Le Trouvère du levant…
par C’est Nabum
mercredi 18 septembre 2024
L'Évanescent
Il était venu du Levant en jonglant avec les mots, la musique et bien d'autres choses. Il se donnait une curieuse allure qui semblait nous souffler à l'oreille qu'il avait voyagé dans une époque, qui n'était certainement pas la nôtre et qu'il ne serait que de passage telle une étoile filante. Son nom ? Nul n'en sut jamais rien, cela faisait partie du mystère qui l'entourait, qui nimbait toutes ses prestations et ses interventions fracassantes.
Car l'homme était trouvère, un titre auquel il tenait, le revendiquant haut et fort sans qu'alors nous n'en saisissions toutes les connotations. Il est vrai qu'il envoûtait par sa verve et sa science des mots qui enchantent les cœurs. Il avait ce don magnifique d'unir les mots et les sons, de pénétrer l'âme des vers afin de leur accorder un univers taillé sur mesure.
Le trouvère n'était pas avare de sa plume. Il aimait à la glisser dans les textes maladroits des mirlitons qui - le pensait-il alors - avaient le bonheur de croiser sa longue route d'errance. Il avait l'art et la manière de modifier quelques formules maladroites, des mots incertains et des tournures qui ne sonnaient pas bien. Il faisait offrande de ces quelques retouches pour s'en aller sous d'autres cieux.

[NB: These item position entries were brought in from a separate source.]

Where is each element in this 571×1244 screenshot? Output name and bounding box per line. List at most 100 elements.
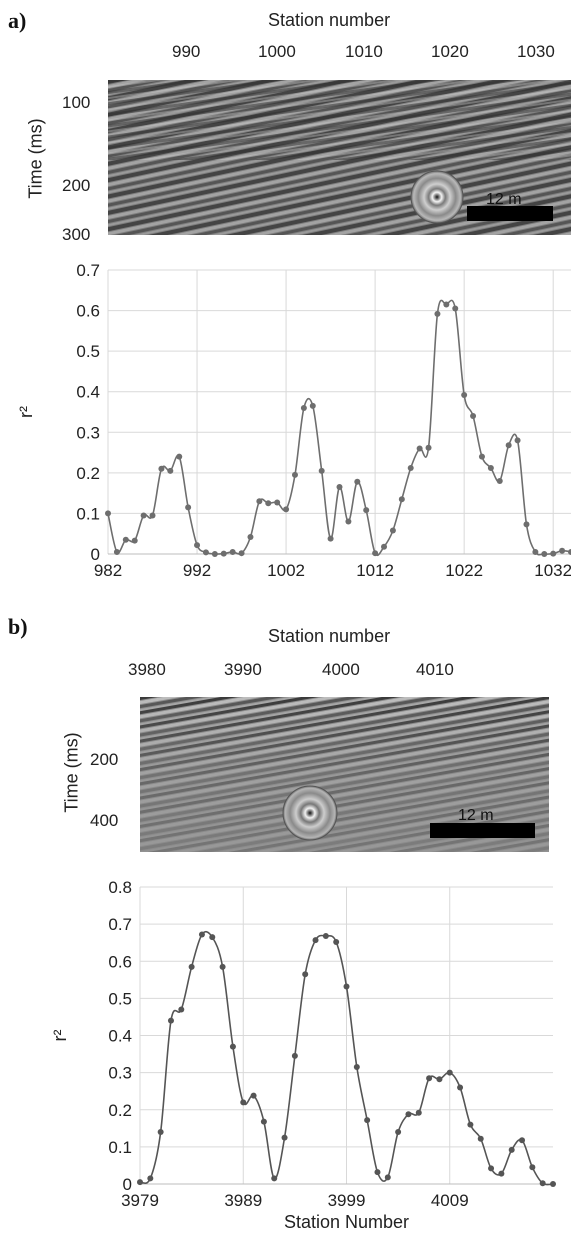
panel-a-y-axis-label: Time (ms) (25, 118, 46, 199)
chart-a-x-tick-label: 982 (94, 561, 122, 580)
chart-a-data-point (122, 536, 129, 543)
chart-a-data-point (291, 471, 298, 478)
chart-b-data-point (322, 933, 329, 940)
chart-b-data-point (498, 1170, 505, 1177)
panel-b-top-tick: 3980 (128, 660, 166, 679)
chart-a-data-point (496, 477, 503, 484)
panel-a-top-axis-label: Station number (268, 10, 391, 30)
chart-a-data-point (550, 550, 557, 557)
chart-b-data-point (250, 1092, 257, 1099)
chart-a-y-tick-label: 0 (91, 545, 100, 564)
chart-a-data-point (283, 506, 290, 513)
chart-a-data-point (149, 512, 156, 519)
chart-a-data-point (452, 305, 459, 312)
panel-b-y-tick: 200 (90, 750, 119, 769)
chart-a-y-tick-label: 0.4 (76, 383, 100, 402)
chart-a-data-point (478, 453, 485, 460)
chart-a-y-tick-label: 0.1 (76, 504, 100, 523)
chart-a-data-point (425, 444, 432, 451)
chart-a-data-point (211, 551, 218, 557)
chart-b-x-axis-label: Station Number (284, 1212, 409, 1232)
chart-a-data-point (416, 445, 423, 452)
panel-a-top-tick: 1030 (517, 42, 555, 61)
chart-a-data-point (265, 500, 272, 507)
chart-a-data-point (568, 548, 571, 555)
panel-b-top-axis-label: Station number (268, 626, 391, 646)
chart-a-data-point (487, 464, 494, 471)
chart-a-x-tick-label: 1032 (534, 561, 571, 580)
chart-b-data-point (426, 1075, 433, 1082)
chart-a-data-point (167, 467, 174, 474)
chart-b-data-point (467, 1121, 474, 1128)
chart-b-data-point (240, 1099, 247, 1106)
chart-b-y-tick-label: 0.8 (108, 878, 132, 897)
chart-a-data-point (514, 437, 521, 444)
panel-b-top-tick: 3990 (224, 660, 262, 679)
chart-b-x-tick-label: 3979 (121, 1191, 159, 1210)
chart-a-y-tick-label: 0.7 (76, 261, 100, 280)
panel-a-y-tick: 200 (62, 176, 91, 195)
chart-b-data-point (343, 983, 350, 990)
chart-a-data-point (309, 402, 316, 409)
chart-a-data-point (318, 467, 325, 474)
panel-b-label: b) (8, 614, 28, 639)
chart-b-data-point (436, 1076, 443, 1083)
chart-a-y-tick-label: 0.3 (76, 423, 100, 442)
chart-b-data-point (312, 937, 319, 944)
chart-a-data-point (194, 542, 201, 549)
chart-b-y-tick-label: 0 (123, 1175, 132, 1194)
chart-b-data-point (147, 1175, 154, 1182)
chart-b-x-tick-label: 3989 (224, 1191, 262, 1210)
panel-b-y-tick: 400 (90, 811, 119, 830)
panel-b-diffraction-target-icon (282, 785, 338, 841)
chart-b-y-tick-label: 0.3 (108, 1064, 132, 1083)
chart-a-data-point (381, 543, 388, 550)
chart-a-data-point (300, 404, 307, 411)
chart-a-x-tick-label: 1012 (356, 561, 394, 580)
chart-a-data-point (247, 533, 254, 540)
chart-a-data-point (256, 498, 263, 505)
chart-b-data-point (508, 1146, 515, 1153)
chart-b-data-point (477, 1135, 484, 1142)
panel-a-scale-bar (467, 206, 553, 221)
chart-b-data-point (198, 931, 205, 938)
chart-b-data-point (209, 934, 216, 941)
chart-b-y-tick-label: 0.7 (108, 915, 132, 934)
panel-b-scale-bar-label: 12 m (458, 807, 494, 824)
chart-a-x-tick-label: 1022 (445, 561, 483, 580)
chart-b-data-point (457, 1084, 464, 1091)
chart-a-data-point (541, 551, 548, 557)
chart-b-data-point (302, 971, 309, 978)
chart-b-x-tick-label: 3999 (328, 1191, 366, 1210)
chart-b-data-point (519, 1137, 526, 1144)
chart-b-data-point (384, 1174, 391, 1181)
chart-a-data-point (389, 527, 396, 534)
chart-a-data-point (336, 484, 343, 491)
chart-b-y-tick-label: 0.4 (108, 1027, 132, 1046)
chart-b-data-point (364, 1117, 371, 1124)
chart-b-data-point (137, 1179, 143, 1186)
chart-a-series-line (107, 299, 571, 557)
chart-a-data-point (140, 512, 147, 519)
panel-a-diffraction-target-icon (410, 170, 464, 224)
chart-a-y-tick-label: 0.2 (76, 464, 100, 483)
chart-b-data-point (281, 1134, 288, 1141)
chart-b-data-point (539, 1180, 546, 1187)
chart-a-data-point (532, 548, 539, 555)
chart-a-y-tick-label: 0.6 (76, 302, 100, 321)
chart-b-y-axis-label: r² (50, 1030, 70, 1042)
panel-a-top-tick: 990 (172, 42, 201, 61)
chart-a-data-point (345, 518, 352, 525)
chart-b-data-point (353, 1064, 360, 1071)
panel-a-r2-chart: 0 0.1 0.2 0.3 0.4 0.5 0.6 0.7 982 992 1002 1012 1022… (16, 261, 571, 580)
chart-b-data-point (291, 1052, 298, 1059)
chart-b-data-point (271, 1175, 278, 1182)
panel-b-scale-bar (430, 823, 535, 838)
panel-b-top-tick: 4000 (322, 660, 360, 679)
chart-b-data-point (157, 1129, 164, 1136)
chart-b-data-point (178, 1006, 185, 1013)
chart-a-y-axis-label: r² (16, 406, 36, 418)
chart-a-data-point (158, 465, 165, 472)
chart-b-data-point (488, 1165, 495, 1172)
chart-b-y-tick-label: 0.1 (108, 1138, 132, 1157)
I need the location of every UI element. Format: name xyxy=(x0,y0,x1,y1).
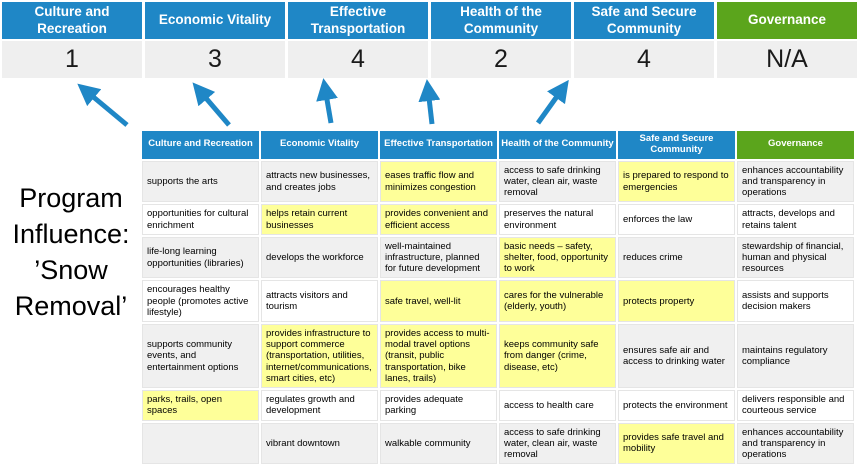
matrix-cell-4-1: provides infrastructure to support comme… xyxy=(261,324,378,389)
up-arrow-icon-1 xyxy=(192,82,231,127)
matrix-row-1: opportunities for cultural enrichment hel… xyxy=(142,204,854,235)
influence-arrows xyxy=(77,78,569,127)
summary-header-row: Culture and Recreation Economic Vitality E… xyxy=(2,2,857,39)
matrix-cell-3-5: assists and supports decision makers xyxy=(737,280,854,323)
matrix-cell-1-0: opportunities for cultural enrichment xyxy=(142,204,259,235)
page-title: Program Influence: ’Snow Removal’ xyxy=(12,183,130,321)
matrix-cell-3-2: safe travel, well-lit xyxy=(380,280,497,323)
matrix-column-header-2: Effective Transportation xyxy=(380,131,497,159)
matrix-cell-6-5: enhances accountability and transparency… xyxy=(737,422,854,465)
matrix-cell-0-0: supports the arts xyxy=(142,160,259,203)
matrix-cell-5-1: regulates growth and development xyxy=(261,390,378,421)
matrix-cell-0-2: eases traffic flow and minimizes congest… xyxy=(380,160,497,203)
matrix-table: Culture and Recreation Economic Vitality E… xyxy=(140,129,856,465)
summary-header-3: Health of the Community xyxy=(431,2,571,39)
matrix-cell-4-5: maintains regulatory compliance xyxy=(737,324,854,389)
matrix-cell-5-2: provides adequate parking xyxy=(380,390,497,421)
matrix-header-row: Culture and Recreation Economic Vitality E… xyxy=(142,131,854,159)
matrix-cell-5-0: parks, trails, open spaces xyxy=(142,390,259,421)
matrix-cell-1-5: attracts, develops and retains talent xyxy=(737,204,854,235)
matrix-cell-5-5: delivers responsible and courteous servi… xyxy=(737,390,854,421)
matrix-cell-1-2: provides convenient and efficient access xyxy=(380,204,497,235)
matrix-column-header-1: Economic Vitality xyxy=(261,131,378,159)
summary-header-5: Governance xyxy=(717,2,857,39)
matrix-row-0: supports the arts attracts new businesses… xyxy=(142,160,854,203)
summary-score-4: 4 xyxy=(574,41,714,78)
matrix-cell-1-1: helps retain current businesses xyxy=(261,204,378,235)
matrix-cell-3-4: protects property xyxy=(618,280,735,323)
matrix-cell-6-4: provides safe travel and mobility xyxy=(618,422,735,465)
matrix-cell-5-4: protects the environment xyxy=(618,390,735,421)
matrix-cell-1-4: enforces the law xyxy=(618,204,735,235)
matrix-cell-2-2: well-maintained infrastructure, planned … xyxy=(380,236,497,279)
matrix-cell-2-4: reduces crime xyxy=(618,236,735,279)
matrix-cell-0-4: is prepared to respond to emergencies xyxy=(618,160,735,203)
matrix-row-4: supports community events, and entertain… xyxy=(142,324,854,389)
matrix-cell-3-3: cares for the vulnerable (elderly, youth… xyxy=(499,280,616,323)
matrix-column-header-0: Culture and Recreation xyxy=(142,131,259,159)
matrix-cell-2-1: develops the workforce xyxy=(261,236,378,279)
matrix-cell-6-1: vibrant downtown xyxy=(261,422,378,465)
matrix-cell-6-3: access to safe drinking water, clean air… xyxy=(499,422,616,465)
matrix-row-6: vibrant downtown walkable community access… xyxy=(142,422,854,465)
matrix-row-2: life-long learning opportunities (librar… xyxy=(142,236,854,279)
summary-score-1: 3 xyxy=(145,41,285,78)
matrix-cell-6-2: walkable community xyxy=(380,422,497,465)
matrix-row-3: encourages healthy people (promotes acti… xyxy=(142,280,854,323)
matrix-cell-4-0: supports community events, and entertain… xyxy=(142,324,259,389)
matrix-cell-2-0: life-long learning opportunities (librar… xyxy=(142,236,259,279)
summary-header-0: Culture and Recreation xyxy=(2,2,142,39)
up-arrow-icon-0 xyxy=(77,83,129,127)
matrix-cell-4-4: ensures safe air and access to drinking … xyxy=(618,324,735,389)
summary-score-0: 1 xyxy=(2,41,142,78)
matrix-cell-0-3: access to safe drinking water, clean air… xyxy=(499,160,616,203)
summary-band: Culture and Recreation Economic Vitality E… xyxy=(2,2,857,78)
matrix-cell-3-0: encourages healthy people (promotes acti… xyxy=(142,280,259,323)
up-arrow-icon-3 xyxy=(418,79,441,125)
summary-header-2: Effective Transportation xyxy=(288,2,428,39)
matrix-cell-2-5: stewardship of financial, human and phys… xyxy=(737,236,854,279)
matrix-cell-0-1: attracts new businesses, and creates job… xyxy=(261,160,378,203)
summary-score-row: 1 3 4 2 4 N/A xyxy=(2,41,857,78)
matrix-column-header-5: Governance xyxy=(737,131,854,159)
influence-matrix: Culture and Recreation Economic Vitality E… xyxy=(140,129,856,465)
matrix-cell-4-2: provides access to multi-modal travel op… xyxy=(380,324,497,389)
matrix-cell-2-3: basic needs – safety, shelter, food, opp… xyxy=(499,236,616,279)
summary-score-3: 2 xyxy=(431,41,571,78)
matrix-cell-6-0 xyxy=(142,422,259,465)
matrix-row-5: parks, trails, open spaces regulates grow… xyxy=(142,390,854,421)
summary-header-1: Economic Vitality xyxy=(145,2,285,39)
matrix-column-header-3: Health of the Community xyxy=(499,131,616,159)
up-arrow-icon-4 xyxy=(535,79,569,125)
matrix-cell-4-3: keeps community safe from danger (crime,… xyxy=(499,324,616,389)
matrix-column-header-4: Safe and Secure Community xyxy=(618,131,735,159)
summary-score-5: N/A xyxy=(717,41,857,78)
up-arrow-icon-2 xyxy=(316,78,338,124)
matrix-cell-3-1: attracts visitors and tourism xyxy=(261,280,378,323)
matrix-cell-0-5: enhances accountability and transparency… xyxy=(737,160,854,203)
summary-header-4: Safe and Secure Community xyxy=(574,2,714,39)
matrix-cell-1-3: preserves the natural environment xyxy=(499,204,616,235)
summary-score-2: 4 xyxy=(288,41,428,78)
matrix-cell-5-3: access to health care xyxy=(499,390,616,421)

Petit à petit, il y eut dans le pays un grand nombre de chansons qui avaient eu le privilège de bénéficier de ses apports. Chacun pouvait ainsi se réjouir de ce qui paraissait être un don du ciel. Le trouvère s'en allant comme il était venu, ayant tout naturellement laissé une petite trace en guise de signature. Il poursuivait sa longue route qui le conduisait vers le Ponant, tant le trouvère du Levant était appelé par les murmures de la grande mer océane.
Il était parti depuis quelques temps quand les premières manifestations se firent sentir. Les petits artisans de la distraction qui se donnaient l'illusion de faire spectacle se rendirent compte qu'ils étaient tous victimes de trous de mémoire inexplicables. Des mots ou des expressions se dérobaient à eux alors qu'ils se trouvaient en public.
Les pauvres mirent ce phénomène sur le vieillissement, l'usure de la mémoire ou bien encore l'étourdissement qui naît de la représentation scénique. Mais la chose devint si fréquente et toujours sur les mêmes formules que certains se mirent à avoir des doutes. Il y avait maléfice là-dessous d'autant que c'était toujours les apports du Trouvère du Levant qui se refusaient mystérieusement à la remembrance du diseur.
Ils se concertèrent pour en avoir le cœur net. L'hypothèse semblait par trop audacieuse. Pourtant elle fut confirmée de manière spectaculaire quand en ouvrant les lutrins, ils découvrirent que des fragments des textes avaient disparu. Le curieux visiteur les avait rédigés à l'encre sympathique à l'encontre désormais de l'impression qu'il laissait dans des mémoires devenues ingrates.
L'ingratitude devint colère quand d'autres, en visionnant les petits films vidéo qui avaient été tournés lors de leurs prestations comportaient eux-aussi des trous, des blancs, des silences impromptus. Le baladin n'était donc pas un magicien mais un sorcier, un jeteur de sort ou un envoyé de Satan.
Le mystère s'épaissit encore quand les enregistrements réalisés lors de son passage disparaissaient tous à leur tour. De l'existence du Trouvère du Levant il ne restait plus rien, laissant chacun dans le plus grand désarroi. Comment expliquer pareil phénomène ? Puis il fallut se rendre à l'évidence, l'homme n'avait pas leurré les trop naïfs, il leur avait fourni les clefs pour comprendre ce qu'il allait advenir. Il convenait d'écrire « Le trou Vers Le levant » pour accepter de se dire que chacun avait été victime d'une incroyable illusion. Il convenait de se souvenir que les Paroles s'envolent surtout quand elles sont gravées dans l'éphémère numérique.